Belgo-marocaine et diplômée en anthropologie, Fadila Maaroufi est aussi éducatrice de rue. Pendant 15 ans, elle a travaillé dans plusieurs quartiers bruxellois défavorisés. Depuis 2016, elle anime séminaires et conférences sur le thème de la radicalisation. Pour combattre ce qu’elle nomme « l’islam politique ». Quel regard porte-t-elle sur le radicalisme islamique ? Entretien.
entetien publié originellement sur le blog de la journaliste Aurore Van Opstal le 12 06 2020 et repris le 15 06 par la version belge du site marocain bladi.net dédié à l’information des marocains expatriés
Quand et comment avez-vous constaté ce phénomène de radicalisation de la pratique de l’islam ?
A la fin des années 80, je me souviens que les familles d’origine maghrébine étaient peu regardantes sur la pratique religieuse, tout le monde ne priait pas par exemple. Durant le ramadan, beaucoup mangeaient en cachette dans un coin discret au Mc Do. D’autres consommaient de l’alcool ou mangeaient un cervelas. Durant 50 ans, l’islam politique des frères musulmans et le wahhabisme s’est de plus en plus imposé à Bruxelles. La majorité de s musulmans n’en avait pas conscience. A Bruxelles, la plupart des personnes d’origines maghrébine sont rifaines (région du Maroc). Nous parlions le berbère dans nos familles, mais entre nous, les enfants, nous parlions français. L’honneur et la loyauté sont également des valeurs familiales très importantes. Ce qui en soi n’est pas négatif ! Cela devenait problématique lorsque, par exemple, on mariait de force une fille pour sauver l’honneur de la famille…
De quelle manière les islamistes parviennent-ils à leur fin ?
Ils utilisent la loyauté pour créer une fracture, une séparation entre les croyants et les non croyants. Quand j’étais jeune nous nous demandions souvent si nous étions Belges ou Marocains ? Nous ne comprenions pas : lorsque nous allions au Maroc, les Marocains nous disaient que nous étions des étrangers ! Et en Belgique, nous étions des Marocains ayant une autre culture. Nous étions donc en recherche d’une identité. Petit à petit, beaucoup de jeunes ne sont plus vus comme Marocains ou Belges mais comme des musulmans. L’identité musulmane a été mise en avant par les islamistes qui répétaient que tous les musulmans sont des frères et sœurs en islam. S’appuyant sur la fierté berbère et la loyauté qui tient une place primordiale, les islamistes les ont utilisés pour nous rassembler et se sentir solidaires en tant que communauté religieuse. J’entendais très souvent des jeunes dirent : « un musulman ne pouvait pas voler un autre musulman ». En revanche, nous ne risquions pas d’aller en enfer si nous volions un mécréant.
Pourquoi certaines filles musulmanes portent-elles un voile ?

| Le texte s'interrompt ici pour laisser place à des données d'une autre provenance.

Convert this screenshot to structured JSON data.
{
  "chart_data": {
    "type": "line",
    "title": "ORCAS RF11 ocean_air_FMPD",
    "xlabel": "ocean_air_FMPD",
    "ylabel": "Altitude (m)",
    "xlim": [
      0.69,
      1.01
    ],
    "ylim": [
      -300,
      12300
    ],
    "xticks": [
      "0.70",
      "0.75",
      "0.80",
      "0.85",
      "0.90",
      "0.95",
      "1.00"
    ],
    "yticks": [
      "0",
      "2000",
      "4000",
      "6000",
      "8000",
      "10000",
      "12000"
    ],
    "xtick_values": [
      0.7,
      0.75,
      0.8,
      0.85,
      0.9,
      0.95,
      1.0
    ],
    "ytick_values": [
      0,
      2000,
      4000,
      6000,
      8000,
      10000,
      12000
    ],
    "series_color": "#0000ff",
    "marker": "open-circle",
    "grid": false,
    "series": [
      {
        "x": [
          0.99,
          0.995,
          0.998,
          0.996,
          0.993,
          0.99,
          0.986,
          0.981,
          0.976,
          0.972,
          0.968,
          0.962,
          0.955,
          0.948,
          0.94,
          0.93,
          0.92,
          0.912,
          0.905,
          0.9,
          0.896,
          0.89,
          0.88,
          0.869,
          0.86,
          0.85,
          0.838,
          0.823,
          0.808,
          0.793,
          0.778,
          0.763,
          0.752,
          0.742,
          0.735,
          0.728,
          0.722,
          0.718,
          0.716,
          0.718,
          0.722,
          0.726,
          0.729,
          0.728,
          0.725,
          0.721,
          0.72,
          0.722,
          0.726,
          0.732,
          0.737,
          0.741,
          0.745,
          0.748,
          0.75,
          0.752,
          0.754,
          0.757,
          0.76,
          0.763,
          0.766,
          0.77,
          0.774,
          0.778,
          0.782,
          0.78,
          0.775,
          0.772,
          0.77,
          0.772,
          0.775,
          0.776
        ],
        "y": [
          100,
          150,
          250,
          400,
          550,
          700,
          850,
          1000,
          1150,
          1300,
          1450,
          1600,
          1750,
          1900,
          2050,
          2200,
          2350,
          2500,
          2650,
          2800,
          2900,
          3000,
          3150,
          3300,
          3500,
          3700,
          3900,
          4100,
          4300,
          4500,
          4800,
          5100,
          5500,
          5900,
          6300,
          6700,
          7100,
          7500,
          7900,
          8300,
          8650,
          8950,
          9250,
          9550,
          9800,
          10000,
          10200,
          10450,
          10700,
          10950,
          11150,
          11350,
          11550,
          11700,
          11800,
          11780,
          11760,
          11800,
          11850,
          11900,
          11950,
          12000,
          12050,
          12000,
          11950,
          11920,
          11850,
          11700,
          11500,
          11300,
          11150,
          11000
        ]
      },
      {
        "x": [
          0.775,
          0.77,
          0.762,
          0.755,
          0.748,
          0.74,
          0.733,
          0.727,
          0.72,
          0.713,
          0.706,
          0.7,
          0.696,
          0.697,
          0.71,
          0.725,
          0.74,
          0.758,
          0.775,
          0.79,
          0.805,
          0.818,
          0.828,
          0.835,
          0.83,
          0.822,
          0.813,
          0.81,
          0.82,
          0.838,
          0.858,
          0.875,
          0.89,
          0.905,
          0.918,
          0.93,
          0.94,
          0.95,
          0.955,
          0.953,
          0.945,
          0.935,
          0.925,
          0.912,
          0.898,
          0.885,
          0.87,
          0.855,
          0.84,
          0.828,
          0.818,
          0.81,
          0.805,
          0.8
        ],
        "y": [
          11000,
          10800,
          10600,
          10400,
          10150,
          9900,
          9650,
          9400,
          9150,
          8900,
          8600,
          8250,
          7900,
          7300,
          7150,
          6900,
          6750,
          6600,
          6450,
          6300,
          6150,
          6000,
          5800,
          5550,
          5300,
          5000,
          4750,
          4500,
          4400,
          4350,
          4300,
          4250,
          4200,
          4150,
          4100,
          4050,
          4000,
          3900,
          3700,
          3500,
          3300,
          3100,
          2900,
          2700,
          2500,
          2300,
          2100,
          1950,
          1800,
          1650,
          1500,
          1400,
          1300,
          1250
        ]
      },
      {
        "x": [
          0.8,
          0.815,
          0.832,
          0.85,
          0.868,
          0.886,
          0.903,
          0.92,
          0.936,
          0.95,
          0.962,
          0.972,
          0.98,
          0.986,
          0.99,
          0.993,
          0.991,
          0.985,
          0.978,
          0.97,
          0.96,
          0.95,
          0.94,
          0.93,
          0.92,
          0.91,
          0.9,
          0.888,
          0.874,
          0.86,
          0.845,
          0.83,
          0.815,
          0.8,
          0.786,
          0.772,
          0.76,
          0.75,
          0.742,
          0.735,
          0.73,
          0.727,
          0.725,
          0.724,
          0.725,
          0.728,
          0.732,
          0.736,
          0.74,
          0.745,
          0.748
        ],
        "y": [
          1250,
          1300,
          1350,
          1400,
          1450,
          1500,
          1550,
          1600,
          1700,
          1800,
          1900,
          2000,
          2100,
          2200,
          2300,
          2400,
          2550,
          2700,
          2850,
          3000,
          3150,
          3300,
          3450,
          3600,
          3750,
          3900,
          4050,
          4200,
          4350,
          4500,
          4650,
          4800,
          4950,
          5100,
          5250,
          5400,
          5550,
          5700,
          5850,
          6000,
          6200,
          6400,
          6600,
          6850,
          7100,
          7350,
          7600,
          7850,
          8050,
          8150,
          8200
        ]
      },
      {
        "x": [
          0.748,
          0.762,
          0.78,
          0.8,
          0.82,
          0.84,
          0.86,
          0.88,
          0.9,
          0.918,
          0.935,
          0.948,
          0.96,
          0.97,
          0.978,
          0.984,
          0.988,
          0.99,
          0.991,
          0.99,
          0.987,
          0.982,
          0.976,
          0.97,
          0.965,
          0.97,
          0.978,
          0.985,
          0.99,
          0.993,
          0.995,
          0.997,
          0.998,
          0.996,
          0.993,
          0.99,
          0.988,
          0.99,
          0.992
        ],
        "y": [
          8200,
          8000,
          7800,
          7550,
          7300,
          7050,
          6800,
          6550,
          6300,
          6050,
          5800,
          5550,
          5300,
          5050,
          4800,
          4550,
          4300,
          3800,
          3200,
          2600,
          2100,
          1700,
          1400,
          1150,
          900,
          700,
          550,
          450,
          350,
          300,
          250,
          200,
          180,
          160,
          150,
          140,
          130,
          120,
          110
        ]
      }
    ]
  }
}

Certaines ont commencé à porter le voile pour acquérir un peu de liberté. Si elles se montraient pieuses alors elles pouvaient sortir seules et les garçons respectaient les filles voilées. Celles qui sortaient seules et sans voile, se faisaient siffler, harceler par les garçons. Tandis que celles qui se montraient trop intéressées par les garçons ou se montraient un peu plus « libres » étaient mariées de force à un cousin pendant les vacances au Maroc. Les garçons, eux, vivaient librement dans les rues pendant que les filles étaient assignées à résidence. Quand les frères rentraient, elles devaient leur obéir car les garçons étaient considérés comme des seconds chefs de famille. Avec pour missions de surveiller leurs sœurs (afin de préserver leur virginité) et de protéger leurs mères. Moi, j’étais l’aînée et j’ai appris à me battre contre les garçons. J’avais d’autres projets que ceux qu’on voulait m’imposer (mariée, femme au foyer, avec enfants). D’autres jeunes avaient des rêves comme, par exemple, ce camarade de classe qui voulait dessiner des BD. Mais puisque c’était « haram », ses yeux se sont éteints. Voilà comment j’ai vu le radicalisme, chez mes camarades et chez d’autres jeunes, se profiler au fil du temps. Des yeux éteints ou un visage souriant faire place à un visage sombre. Ceux qui me saluaient avant avec respect et un large sourire baissaient désormais la tête : je n’étais plus une personne mais un “objet interdit”…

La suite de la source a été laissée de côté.